Aragon sur le sonnet
(Entretien avec Dominique Arban 1968)
Dans tous mes livres…, à commencer par Feu de Joie, le premier, vous trouverez toujours, au moins, un sonnet, souvent un sonnet donné comme tel, comme par exemple le sonnet écrit pour la mort d’Apollinaire, mais aussi des poèmes où il faut regarder de près pour voir que j’y ai introduit le sonnet.

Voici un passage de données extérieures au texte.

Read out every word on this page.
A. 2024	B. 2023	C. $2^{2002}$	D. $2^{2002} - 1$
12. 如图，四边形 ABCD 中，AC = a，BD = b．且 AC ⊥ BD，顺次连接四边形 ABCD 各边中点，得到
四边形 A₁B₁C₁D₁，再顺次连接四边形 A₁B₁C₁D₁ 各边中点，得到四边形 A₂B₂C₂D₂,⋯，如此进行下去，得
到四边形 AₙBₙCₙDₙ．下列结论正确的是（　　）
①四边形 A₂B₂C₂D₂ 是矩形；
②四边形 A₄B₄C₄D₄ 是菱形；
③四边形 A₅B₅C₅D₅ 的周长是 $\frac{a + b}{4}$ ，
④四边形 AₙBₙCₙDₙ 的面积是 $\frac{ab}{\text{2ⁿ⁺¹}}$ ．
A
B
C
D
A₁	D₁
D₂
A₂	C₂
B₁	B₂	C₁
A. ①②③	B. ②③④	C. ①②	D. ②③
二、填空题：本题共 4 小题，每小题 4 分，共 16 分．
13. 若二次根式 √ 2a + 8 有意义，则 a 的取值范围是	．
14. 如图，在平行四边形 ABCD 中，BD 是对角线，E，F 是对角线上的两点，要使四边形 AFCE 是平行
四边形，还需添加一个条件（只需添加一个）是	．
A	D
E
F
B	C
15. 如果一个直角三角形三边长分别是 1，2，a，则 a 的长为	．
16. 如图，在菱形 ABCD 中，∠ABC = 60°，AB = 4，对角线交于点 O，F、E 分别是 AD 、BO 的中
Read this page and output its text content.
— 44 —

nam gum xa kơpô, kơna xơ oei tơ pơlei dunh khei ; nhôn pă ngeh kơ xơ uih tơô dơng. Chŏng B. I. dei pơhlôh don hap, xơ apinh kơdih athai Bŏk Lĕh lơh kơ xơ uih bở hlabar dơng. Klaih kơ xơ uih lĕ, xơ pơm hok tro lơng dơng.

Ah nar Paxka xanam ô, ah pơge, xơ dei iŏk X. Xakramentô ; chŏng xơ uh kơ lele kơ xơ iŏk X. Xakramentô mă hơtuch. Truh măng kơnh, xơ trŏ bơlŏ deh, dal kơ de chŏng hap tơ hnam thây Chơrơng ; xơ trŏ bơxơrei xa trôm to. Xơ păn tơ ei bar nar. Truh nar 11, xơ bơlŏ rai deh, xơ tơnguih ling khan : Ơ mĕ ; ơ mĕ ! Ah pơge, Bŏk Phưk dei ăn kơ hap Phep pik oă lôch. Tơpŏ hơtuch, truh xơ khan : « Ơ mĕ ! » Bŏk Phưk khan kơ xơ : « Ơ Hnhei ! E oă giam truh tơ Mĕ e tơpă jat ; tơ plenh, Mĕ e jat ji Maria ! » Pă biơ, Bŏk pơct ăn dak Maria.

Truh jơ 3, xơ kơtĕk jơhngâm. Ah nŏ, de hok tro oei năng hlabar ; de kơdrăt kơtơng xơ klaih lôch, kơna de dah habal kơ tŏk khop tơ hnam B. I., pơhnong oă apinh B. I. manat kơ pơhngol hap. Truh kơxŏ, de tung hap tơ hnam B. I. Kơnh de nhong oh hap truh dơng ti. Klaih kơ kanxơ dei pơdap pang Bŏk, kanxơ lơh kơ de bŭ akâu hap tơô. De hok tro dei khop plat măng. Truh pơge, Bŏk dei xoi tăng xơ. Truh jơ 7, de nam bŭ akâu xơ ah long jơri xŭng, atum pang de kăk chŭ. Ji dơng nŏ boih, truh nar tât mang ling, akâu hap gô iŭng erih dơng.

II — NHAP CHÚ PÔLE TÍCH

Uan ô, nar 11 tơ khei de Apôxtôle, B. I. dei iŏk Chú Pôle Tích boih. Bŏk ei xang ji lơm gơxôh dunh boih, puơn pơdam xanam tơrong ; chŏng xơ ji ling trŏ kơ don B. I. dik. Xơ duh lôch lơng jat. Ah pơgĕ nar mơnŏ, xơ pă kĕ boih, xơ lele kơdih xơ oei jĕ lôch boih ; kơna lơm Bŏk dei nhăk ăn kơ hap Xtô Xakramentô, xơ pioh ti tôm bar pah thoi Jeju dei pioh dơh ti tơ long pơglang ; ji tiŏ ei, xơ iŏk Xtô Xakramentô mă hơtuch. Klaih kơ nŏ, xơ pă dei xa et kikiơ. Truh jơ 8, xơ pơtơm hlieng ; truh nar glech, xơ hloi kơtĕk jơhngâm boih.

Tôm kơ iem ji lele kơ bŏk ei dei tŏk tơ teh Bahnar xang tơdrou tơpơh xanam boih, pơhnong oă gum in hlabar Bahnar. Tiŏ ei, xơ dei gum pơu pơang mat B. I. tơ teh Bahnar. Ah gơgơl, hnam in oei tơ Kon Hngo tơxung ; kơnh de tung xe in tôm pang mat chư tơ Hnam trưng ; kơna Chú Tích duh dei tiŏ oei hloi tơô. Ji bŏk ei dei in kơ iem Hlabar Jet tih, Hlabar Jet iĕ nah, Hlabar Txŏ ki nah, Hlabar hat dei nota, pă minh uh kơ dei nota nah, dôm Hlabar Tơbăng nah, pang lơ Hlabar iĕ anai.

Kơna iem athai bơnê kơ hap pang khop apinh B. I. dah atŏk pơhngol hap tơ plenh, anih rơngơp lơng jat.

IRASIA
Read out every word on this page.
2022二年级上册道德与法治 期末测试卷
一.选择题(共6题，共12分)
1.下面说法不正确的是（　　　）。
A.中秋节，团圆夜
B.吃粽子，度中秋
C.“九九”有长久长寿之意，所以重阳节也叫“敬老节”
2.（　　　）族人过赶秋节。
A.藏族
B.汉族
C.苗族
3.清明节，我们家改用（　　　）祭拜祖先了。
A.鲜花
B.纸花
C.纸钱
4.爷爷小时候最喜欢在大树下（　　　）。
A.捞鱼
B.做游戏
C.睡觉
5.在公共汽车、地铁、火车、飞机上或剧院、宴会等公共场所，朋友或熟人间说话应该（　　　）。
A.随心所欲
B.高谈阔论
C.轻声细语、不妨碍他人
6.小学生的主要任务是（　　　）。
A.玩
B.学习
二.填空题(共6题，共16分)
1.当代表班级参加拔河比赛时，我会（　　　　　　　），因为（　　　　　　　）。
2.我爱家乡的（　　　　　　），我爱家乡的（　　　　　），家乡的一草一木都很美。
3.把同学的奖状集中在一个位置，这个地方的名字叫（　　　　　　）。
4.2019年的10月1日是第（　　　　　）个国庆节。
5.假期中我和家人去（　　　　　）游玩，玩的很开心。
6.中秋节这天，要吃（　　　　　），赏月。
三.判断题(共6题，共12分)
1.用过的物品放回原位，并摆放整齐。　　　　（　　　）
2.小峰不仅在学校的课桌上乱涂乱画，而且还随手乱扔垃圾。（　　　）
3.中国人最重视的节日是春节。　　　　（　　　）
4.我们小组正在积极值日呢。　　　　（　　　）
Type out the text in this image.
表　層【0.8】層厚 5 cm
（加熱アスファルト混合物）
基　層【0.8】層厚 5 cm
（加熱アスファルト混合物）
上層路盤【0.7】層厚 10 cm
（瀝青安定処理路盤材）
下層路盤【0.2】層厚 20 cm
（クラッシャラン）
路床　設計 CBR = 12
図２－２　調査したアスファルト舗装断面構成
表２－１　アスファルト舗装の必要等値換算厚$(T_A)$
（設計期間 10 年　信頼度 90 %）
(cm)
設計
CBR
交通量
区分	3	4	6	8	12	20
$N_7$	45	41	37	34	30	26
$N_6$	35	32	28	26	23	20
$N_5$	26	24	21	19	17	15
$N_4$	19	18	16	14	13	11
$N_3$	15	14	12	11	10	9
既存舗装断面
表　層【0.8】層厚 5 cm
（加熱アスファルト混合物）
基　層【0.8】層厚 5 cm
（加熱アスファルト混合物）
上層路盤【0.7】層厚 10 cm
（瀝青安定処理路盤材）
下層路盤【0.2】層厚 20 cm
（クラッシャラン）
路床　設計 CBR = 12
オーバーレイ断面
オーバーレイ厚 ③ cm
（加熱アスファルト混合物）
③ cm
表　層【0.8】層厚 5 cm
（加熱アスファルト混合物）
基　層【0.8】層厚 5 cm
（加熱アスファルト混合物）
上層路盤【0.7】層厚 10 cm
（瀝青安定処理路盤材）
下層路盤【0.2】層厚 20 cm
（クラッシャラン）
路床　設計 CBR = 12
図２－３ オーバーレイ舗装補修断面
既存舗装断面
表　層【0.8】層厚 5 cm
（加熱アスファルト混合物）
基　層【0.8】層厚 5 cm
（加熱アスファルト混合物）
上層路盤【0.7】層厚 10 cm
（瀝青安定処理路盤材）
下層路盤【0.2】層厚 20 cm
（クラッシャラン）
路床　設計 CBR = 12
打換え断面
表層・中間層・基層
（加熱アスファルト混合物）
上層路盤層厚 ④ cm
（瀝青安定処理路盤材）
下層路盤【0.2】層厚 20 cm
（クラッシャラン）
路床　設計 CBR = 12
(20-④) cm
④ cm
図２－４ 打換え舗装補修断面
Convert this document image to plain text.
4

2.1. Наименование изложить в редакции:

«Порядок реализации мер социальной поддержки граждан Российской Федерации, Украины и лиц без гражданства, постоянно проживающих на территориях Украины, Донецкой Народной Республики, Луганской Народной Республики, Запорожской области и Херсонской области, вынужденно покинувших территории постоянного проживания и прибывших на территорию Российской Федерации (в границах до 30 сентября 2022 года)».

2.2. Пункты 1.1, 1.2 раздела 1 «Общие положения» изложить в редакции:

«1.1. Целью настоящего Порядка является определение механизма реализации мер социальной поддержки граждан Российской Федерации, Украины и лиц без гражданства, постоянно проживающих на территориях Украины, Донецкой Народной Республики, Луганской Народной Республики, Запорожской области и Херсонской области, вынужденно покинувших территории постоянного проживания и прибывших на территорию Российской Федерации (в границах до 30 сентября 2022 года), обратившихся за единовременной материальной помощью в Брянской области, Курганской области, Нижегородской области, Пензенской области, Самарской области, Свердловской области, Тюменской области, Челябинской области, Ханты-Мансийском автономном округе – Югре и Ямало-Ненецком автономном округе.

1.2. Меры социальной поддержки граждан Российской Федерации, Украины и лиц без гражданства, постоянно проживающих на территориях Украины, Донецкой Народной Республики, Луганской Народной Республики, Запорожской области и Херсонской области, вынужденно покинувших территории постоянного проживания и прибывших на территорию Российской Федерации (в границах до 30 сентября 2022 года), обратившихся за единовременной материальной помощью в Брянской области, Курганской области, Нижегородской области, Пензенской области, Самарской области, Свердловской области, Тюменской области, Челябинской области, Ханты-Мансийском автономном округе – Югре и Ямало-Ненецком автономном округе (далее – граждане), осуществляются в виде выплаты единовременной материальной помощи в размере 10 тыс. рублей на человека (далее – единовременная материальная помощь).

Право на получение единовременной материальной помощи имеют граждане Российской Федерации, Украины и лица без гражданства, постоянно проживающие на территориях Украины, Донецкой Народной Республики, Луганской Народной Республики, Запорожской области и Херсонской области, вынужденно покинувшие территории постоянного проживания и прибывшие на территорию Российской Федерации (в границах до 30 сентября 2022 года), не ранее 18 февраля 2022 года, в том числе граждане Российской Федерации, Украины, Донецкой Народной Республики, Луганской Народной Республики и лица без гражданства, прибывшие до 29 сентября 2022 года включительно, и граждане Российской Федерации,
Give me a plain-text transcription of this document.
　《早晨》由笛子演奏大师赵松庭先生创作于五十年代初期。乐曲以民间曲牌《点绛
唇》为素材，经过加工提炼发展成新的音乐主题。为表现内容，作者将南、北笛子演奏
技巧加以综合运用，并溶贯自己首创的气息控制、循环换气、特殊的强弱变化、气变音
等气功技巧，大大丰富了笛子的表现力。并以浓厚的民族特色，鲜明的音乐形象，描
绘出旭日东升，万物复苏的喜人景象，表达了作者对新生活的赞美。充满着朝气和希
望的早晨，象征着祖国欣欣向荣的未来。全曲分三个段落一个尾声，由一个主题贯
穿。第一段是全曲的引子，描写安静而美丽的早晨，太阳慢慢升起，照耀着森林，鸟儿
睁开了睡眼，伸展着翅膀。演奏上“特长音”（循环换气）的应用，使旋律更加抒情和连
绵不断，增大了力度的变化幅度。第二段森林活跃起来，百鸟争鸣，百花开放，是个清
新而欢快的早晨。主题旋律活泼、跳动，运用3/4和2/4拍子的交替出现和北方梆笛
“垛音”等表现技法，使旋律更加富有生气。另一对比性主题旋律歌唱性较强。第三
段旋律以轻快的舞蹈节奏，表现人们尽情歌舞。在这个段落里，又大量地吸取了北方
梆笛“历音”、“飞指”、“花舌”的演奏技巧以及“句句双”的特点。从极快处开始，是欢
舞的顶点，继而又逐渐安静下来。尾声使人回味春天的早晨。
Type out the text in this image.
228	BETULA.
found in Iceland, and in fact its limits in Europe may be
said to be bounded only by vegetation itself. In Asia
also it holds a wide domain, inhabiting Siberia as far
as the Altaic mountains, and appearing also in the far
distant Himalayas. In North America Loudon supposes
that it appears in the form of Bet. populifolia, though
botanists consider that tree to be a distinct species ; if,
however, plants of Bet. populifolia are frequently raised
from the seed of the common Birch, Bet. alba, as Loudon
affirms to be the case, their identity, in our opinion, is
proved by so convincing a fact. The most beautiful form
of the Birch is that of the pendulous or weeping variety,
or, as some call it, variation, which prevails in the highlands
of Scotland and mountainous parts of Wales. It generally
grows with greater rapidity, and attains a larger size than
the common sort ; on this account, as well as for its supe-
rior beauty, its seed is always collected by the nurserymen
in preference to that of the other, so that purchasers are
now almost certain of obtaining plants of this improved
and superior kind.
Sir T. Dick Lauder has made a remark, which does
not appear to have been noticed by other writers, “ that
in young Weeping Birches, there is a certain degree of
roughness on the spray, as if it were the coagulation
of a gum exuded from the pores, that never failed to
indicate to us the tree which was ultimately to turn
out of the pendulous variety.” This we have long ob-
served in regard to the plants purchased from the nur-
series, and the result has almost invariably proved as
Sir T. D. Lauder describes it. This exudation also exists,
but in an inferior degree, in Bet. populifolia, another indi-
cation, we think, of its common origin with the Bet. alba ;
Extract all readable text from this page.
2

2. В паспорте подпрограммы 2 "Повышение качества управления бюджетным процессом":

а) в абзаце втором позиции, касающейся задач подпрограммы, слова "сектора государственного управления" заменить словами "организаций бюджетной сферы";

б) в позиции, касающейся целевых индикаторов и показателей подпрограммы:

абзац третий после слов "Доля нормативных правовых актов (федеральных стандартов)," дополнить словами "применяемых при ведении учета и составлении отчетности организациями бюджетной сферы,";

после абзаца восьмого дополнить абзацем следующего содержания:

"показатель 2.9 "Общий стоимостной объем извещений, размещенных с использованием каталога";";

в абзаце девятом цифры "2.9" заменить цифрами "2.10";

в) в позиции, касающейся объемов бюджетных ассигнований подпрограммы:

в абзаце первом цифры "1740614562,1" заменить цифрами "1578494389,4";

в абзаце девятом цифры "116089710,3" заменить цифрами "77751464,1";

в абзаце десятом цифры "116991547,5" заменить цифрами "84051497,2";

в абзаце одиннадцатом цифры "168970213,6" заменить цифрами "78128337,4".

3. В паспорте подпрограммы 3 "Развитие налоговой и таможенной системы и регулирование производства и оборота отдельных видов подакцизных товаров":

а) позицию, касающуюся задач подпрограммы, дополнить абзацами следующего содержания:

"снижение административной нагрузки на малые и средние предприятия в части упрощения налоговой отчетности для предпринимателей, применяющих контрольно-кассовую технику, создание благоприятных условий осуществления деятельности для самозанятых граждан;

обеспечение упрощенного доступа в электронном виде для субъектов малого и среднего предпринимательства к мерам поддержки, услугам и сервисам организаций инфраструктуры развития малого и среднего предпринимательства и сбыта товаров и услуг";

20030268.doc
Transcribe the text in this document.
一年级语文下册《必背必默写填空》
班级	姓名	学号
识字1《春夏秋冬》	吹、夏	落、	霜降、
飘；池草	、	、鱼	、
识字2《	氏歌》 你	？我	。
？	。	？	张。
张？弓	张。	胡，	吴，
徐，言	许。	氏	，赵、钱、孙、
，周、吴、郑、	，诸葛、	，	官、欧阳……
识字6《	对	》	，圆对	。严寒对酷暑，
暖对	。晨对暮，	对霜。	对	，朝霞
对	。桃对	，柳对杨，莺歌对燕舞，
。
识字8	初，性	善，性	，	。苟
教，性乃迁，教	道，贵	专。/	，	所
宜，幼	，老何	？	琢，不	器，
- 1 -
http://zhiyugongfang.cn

Cela ne se voit pas parce que le sonnet y est coupé d’une autre façon, et ce jeu vous le retrouverez même dans Le Crève-Coeur.
– (Ecrits au Seuil, 1974)
Il me semble impossible de ne pas noter ici le caractère contradictoire d’un trait de notre conduite dans les premières années vingt: le goût gardé entre nous pour une des formes les plus décriées alors de la poésie traditionnelle, le sonnet. Je ne sais si dans le papiers d’André Breton on pourrait en trouver trace.
… (Breton Eluard et moi)… nous allions écrire des sonnets comme on écrivait des textes surréalistes, c’est à dire avec la technique de la rapidité abolissant la conscience. Nous parvenions à reproduire le sonnet régulier de cette façon. Les sonnets ainsi obtenus étaient sans doute assez différents par le contenu, la nature des images de ce que sont les sonnets, habituels, mais c’étaient des sonnets, deux quatrains, deux tercets, respectant l’ordonnance classique du sonnet par l’alternance et le croisement des rimes. Ce sont des choses dont on ne se fait pas aujourd’hui une représentation exacte. On imagine mal aujourd’hui l’extrême habileté de Breton à ce jeu. Nous nous comportions alors comme pour les exercices d’écriture automatique, allant dans un café nous asseoir à des tables différentes pour ne pas nous gêner, et pouvoir nous montrer notre texte après, établir ce que nous appelions notre tableau de chasse, parce que l’écriture fait naître en particulier, que ce soit en prose ou en sonnet, beaucoup d’animaux ou de végétaux, jusque-là inconnus.